Take a look at the following screenshot. You can see an example of the layering of additional filters on top of our Dimensions. I have a couple of exclusions at the top, including a specific IP, a specific project ID, and an application. This relatively simple filter allows you to see some of the options, but in a large production environment, they can be much more complex.
Real-time exploration and historical comparison
An essential feature of Data Explorer is the ability to compare datasets across timeframes. Cloud engineers often must determine whether an anomaly or spike is part of a recurring issue or something new. Data Explorer allows engineers to filter a dataset in real time and instantly compare it to the same dataset from a previous timeframe.
For example, suppose an engineer notices unusually high latency in a specific VPC. In that case, they can filter the data to examine only traffic in that VPC, identify the impacted services, and then compare the latency metrics from the past hour against a similar timeframe the previous day, week, or month. This temporal comparison helps cloud engineers diagnose whether the issue is transient, cyclical, or persistent.

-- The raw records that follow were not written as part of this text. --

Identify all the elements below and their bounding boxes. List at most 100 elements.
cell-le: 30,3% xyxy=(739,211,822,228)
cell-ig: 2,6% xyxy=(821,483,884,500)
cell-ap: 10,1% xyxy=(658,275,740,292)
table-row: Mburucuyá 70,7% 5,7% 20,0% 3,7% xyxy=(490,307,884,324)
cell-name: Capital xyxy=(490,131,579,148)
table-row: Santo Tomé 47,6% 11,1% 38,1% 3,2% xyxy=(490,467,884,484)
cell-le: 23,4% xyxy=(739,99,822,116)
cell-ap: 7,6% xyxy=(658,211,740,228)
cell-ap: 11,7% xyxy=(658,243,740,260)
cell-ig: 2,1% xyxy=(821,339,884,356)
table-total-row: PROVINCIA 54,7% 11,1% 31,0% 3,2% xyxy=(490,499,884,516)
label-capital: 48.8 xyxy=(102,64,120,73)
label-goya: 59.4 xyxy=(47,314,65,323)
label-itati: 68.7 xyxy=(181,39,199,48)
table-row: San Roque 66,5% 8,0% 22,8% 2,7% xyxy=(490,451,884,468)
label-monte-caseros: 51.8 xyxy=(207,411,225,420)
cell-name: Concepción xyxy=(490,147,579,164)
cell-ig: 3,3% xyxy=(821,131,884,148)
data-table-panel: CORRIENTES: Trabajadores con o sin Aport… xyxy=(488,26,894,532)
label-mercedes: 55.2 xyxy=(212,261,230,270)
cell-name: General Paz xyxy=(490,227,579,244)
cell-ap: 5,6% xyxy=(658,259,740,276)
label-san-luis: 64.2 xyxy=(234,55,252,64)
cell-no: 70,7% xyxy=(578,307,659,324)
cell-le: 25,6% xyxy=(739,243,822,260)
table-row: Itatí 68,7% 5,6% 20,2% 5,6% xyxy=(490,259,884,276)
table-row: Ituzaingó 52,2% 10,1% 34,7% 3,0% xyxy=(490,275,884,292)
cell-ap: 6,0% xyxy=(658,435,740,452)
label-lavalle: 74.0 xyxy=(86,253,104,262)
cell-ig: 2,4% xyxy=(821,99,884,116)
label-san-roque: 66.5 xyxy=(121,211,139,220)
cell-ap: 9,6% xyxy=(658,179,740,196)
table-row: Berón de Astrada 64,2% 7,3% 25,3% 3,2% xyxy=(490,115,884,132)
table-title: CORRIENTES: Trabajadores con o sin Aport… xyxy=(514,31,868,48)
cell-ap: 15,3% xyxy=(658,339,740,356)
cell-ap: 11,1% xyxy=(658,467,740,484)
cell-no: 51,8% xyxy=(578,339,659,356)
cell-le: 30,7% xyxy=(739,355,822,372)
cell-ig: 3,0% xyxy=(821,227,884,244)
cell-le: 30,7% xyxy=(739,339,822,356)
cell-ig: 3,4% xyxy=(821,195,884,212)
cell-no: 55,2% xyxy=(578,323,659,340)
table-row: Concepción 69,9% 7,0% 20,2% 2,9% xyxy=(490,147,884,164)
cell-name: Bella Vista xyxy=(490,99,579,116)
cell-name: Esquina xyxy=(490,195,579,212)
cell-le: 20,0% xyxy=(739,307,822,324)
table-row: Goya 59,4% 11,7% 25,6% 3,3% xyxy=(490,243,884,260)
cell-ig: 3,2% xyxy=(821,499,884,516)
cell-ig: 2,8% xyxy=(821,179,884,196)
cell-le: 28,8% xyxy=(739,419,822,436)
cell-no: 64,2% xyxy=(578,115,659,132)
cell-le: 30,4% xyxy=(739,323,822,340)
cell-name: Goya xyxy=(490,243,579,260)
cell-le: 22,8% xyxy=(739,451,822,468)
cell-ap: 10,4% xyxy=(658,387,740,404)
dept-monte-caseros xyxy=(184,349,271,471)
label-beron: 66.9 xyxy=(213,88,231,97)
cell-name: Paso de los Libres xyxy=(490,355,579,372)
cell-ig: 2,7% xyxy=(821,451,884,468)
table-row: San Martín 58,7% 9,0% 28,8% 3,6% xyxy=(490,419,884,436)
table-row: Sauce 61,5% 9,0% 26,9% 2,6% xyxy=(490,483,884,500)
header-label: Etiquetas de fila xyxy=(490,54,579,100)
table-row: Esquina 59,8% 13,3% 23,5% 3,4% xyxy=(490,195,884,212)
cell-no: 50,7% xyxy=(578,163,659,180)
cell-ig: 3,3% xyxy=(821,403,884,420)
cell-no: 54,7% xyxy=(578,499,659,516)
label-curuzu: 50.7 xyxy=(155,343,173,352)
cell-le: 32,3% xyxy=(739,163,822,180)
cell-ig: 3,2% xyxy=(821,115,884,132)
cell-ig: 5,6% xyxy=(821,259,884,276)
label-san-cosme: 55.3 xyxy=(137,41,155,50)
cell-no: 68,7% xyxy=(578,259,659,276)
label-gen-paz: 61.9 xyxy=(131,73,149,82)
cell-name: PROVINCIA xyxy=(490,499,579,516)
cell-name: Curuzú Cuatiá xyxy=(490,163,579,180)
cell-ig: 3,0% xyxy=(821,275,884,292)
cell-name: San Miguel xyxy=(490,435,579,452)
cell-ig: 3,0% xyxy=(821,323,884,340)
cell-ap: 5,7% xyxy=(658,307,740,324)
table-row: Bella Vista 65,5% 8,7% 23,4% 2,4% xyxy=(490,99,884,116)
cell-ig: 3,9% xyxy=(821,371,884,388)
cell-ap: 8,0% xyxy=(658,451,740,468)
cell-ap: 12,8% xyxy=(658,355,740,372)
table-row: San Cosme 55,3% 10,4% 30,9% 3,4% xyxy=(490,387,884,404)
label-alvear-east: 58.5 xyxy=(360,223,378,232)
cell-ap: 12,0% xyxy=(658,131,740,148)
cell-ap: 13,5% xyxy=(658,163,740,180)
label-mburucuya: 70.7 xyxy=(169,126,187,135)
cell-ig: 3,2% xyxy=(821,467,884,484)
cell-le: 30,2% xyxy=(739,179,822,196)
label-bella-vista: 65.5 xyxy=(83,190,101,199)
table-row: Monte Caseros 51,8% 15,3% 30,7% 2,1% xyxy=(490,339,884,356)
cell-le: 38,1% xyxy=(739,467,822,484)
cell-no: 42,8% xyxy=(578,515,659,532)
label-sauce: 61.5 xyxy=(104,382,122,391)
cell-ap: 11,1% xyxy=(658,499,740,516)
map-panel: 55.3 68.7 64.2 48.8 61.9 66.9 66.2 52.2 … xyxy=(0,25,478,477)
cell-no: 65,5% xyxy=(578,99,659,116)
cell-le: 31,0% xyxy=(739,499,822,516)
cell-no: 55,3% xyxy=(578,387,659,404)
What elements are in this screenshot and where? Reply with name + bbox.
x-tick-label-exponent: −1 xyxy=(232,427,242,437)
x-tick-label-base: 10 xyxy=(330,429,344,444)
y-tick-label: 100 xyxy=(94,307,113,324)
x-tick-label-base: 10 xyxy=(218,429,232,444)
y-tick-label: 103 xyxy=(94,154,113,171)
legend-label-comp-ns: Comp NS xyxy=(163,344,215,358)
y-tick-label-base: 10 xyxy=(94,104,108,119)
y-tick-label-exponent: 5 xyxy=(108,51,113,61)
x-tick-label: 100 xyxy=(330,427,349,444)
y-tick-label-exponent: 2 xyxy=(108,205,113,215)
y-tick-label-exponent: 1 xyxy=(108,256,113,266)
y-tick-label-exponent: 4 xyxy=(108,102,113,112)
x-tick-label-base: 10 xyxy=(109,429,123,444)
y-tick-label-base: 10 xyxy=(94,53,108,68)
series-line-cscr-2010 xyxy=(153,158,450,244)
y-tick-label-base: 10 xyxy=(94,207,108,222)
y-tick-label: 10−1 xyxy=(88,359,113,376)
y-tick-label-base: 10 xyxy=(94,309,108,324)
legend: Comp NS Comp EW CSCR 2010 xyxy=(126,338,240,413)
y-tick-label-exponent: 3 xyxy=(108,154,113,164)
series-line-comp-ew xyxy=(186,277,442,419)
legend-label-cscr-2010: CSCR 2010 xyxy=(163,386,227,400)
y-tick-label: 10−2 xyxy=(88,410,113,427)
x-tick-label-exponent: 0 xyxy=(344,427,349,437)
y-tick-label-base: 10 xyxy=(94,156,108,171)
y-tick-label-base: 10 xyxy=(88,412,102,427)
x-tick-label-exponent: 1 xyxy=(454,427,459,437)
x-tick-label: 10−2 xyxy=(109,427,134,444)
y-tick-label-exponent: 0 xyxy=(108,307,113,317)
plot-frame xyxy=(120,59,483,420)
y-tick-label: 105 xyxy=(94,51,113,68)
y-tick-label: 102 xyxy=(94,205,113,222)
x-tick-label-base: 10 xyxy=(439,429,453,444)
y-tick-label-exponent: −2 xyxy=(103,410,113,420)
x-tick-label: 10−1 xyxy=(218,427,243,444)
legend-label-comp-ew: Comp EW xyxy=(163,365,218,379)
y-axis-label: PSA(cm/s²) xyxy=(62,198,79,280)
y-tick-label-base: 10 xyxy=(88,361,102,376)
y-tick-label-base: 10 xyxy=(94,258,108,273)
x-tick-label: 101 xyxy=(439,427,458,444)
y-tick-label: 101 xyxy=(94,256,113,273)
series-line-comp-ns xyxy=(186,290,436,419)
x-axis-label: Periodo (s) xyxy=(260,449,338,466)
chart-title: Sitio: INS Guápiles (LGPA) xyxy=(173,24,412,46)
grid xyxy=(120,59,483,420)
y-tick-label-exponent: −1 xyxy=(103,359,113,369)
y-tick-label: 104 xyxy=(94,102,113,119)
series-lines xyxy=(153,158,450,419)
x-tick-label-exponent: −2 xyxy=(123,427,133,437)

You can make this comparison across all Dimensions, so you can filter by geo-location, cloud provider, and instance type, and still compare performance metrics from different timeframes. The ability to do this in real time is vital for cloud operations where rapid decision-making can prevent potential outages or performance degradation.
In the last screenshot below, you can see our multi-cloud traffic along with the query settings on the right. I have the toggle enabled for “Compare Over Previous Period” and the timeframe set for comparing the last hour to the previous week. In the actual graph, the dotted line (which you can click on in the platform) represents the historical data we’re comparing the last hour to.
Cloud engineers need a tool that gives them complete visibility into their infrastructure. Kentik Data Explorer provides this visibility by ingesting various telemetry data, enriching it with relevant metadata, and enabling engineers to explore it through Dimensions and granular filters.
By supporting real-time exploration and comparison across timeframes, Kentik Data Explorer is more than just a monitoring tool—it’s a comprehensive platform for data-driven cloud management. Whether managing a single cloud, hybrid, or multi-cloud environment, cloud engineers can leverage Kentik Data Explorer to gain deeper insights, troubleshoot issues faster, and ultimately deliver better cloud performance.